Japanese baseball player (1924–2007)

Kazuhiro Kuroda (黒田 一博, September 13, 1924 – August 17, 2007) was a Japanese professional baseball centerfielder in Nippon Professional Baseball (NPB).

==Career==
Kuroda attended Sasebo Shogyo High School.

Kuroda was a center fielder for eight years in NPB. He debuted with the 1949 Nankai Hawks, hitting .324/.360/.408 in 51 games, mostly as a bench player. In 1950, Kuroda hit .257/.282/.405 in his first year as a regular, then he batted .259/.279/.382 the next season.

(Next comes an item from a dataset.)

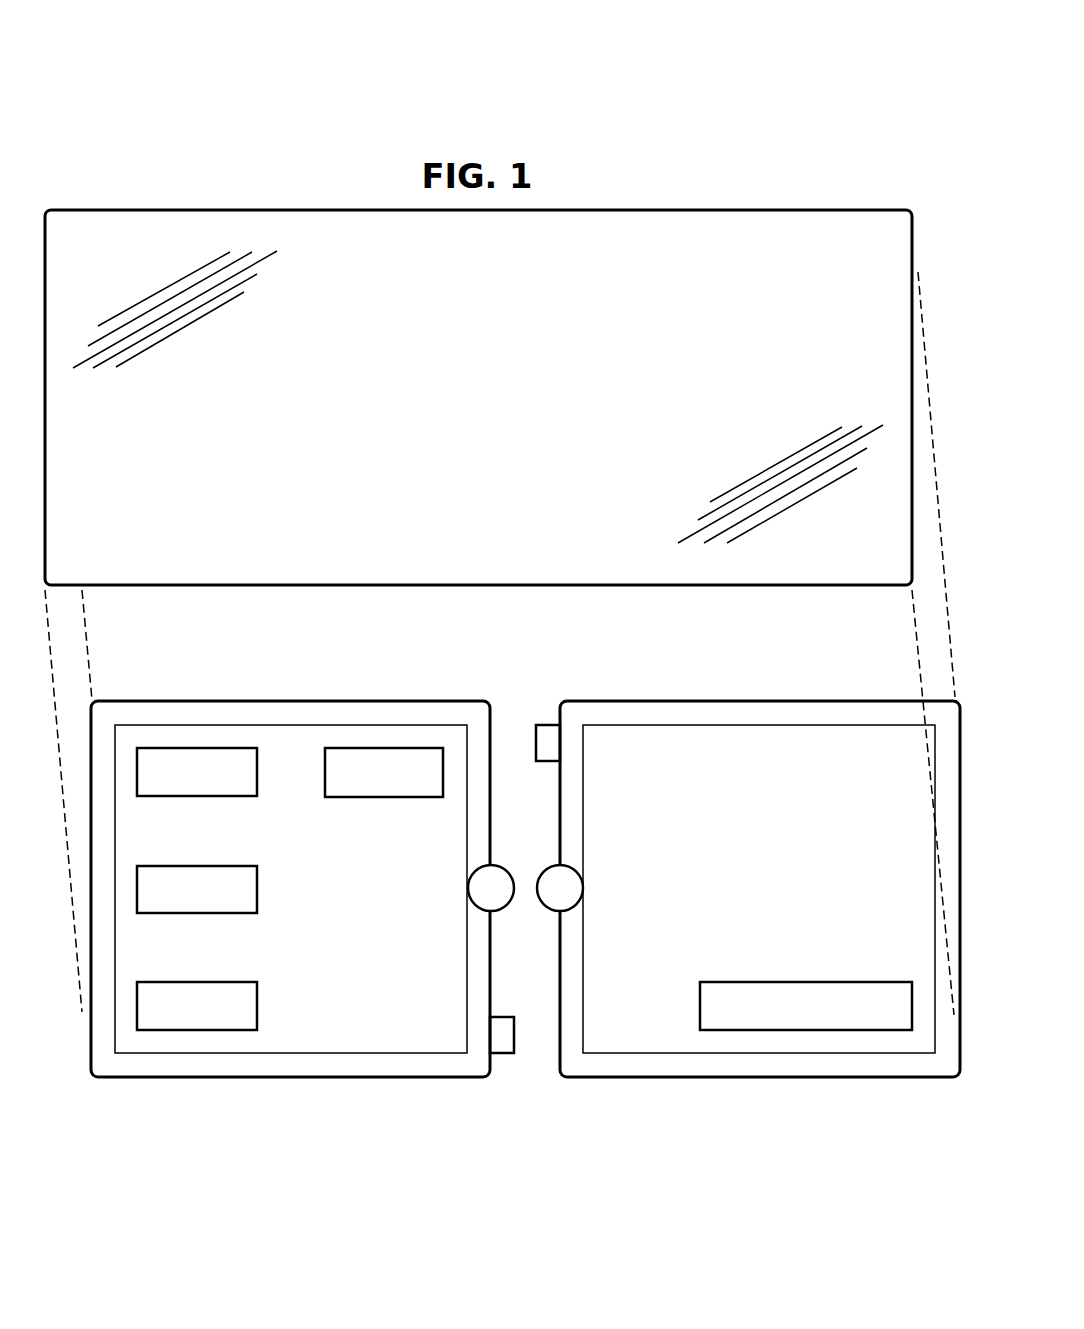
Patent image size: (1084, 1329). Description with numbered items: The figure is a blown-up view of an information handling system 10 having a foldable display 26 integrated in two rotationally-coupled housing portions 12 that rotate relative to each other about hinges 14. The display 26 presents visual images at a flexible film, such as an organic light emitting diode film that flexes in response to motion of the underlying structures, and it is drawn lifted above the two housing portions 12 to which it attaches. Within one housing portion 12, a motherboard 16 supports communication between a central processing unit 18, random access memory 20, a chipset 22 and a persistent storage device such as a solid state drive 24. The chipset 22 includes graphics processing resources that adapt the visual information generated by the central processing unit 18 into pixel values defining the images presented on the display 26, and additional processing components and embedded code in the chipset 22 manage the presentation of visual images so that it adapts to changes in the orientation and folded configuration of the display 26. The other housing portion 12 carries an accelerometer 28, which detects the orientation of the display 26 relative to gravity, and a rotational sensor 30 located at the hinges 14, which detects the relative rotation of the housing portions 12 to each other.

In 1952, Kazuhiro had a .241/.263/.324 year and he finished his Nankai run at .246/.287/.322 in 1953. Kuroda was taken in the expansion draft by the new Takahashi Unions and hit .246/.290/.334 their first year. In 1955, he slipped to .237/.269/.307, then he finished his career by going just 7 for 62 for the 1956 Daiei Stars. Overall, his batting line read .246/.279/.340.

==Retirement==
After retiring, he opened a sports store and was active in Little League. He died of lung cancer at age 82.

==Personal life==
Kuroda's wife, Yasuko, competed in the 1964 Olympics in the shot put. His son, Hiroki, pitched in NPB and Major League Baseball.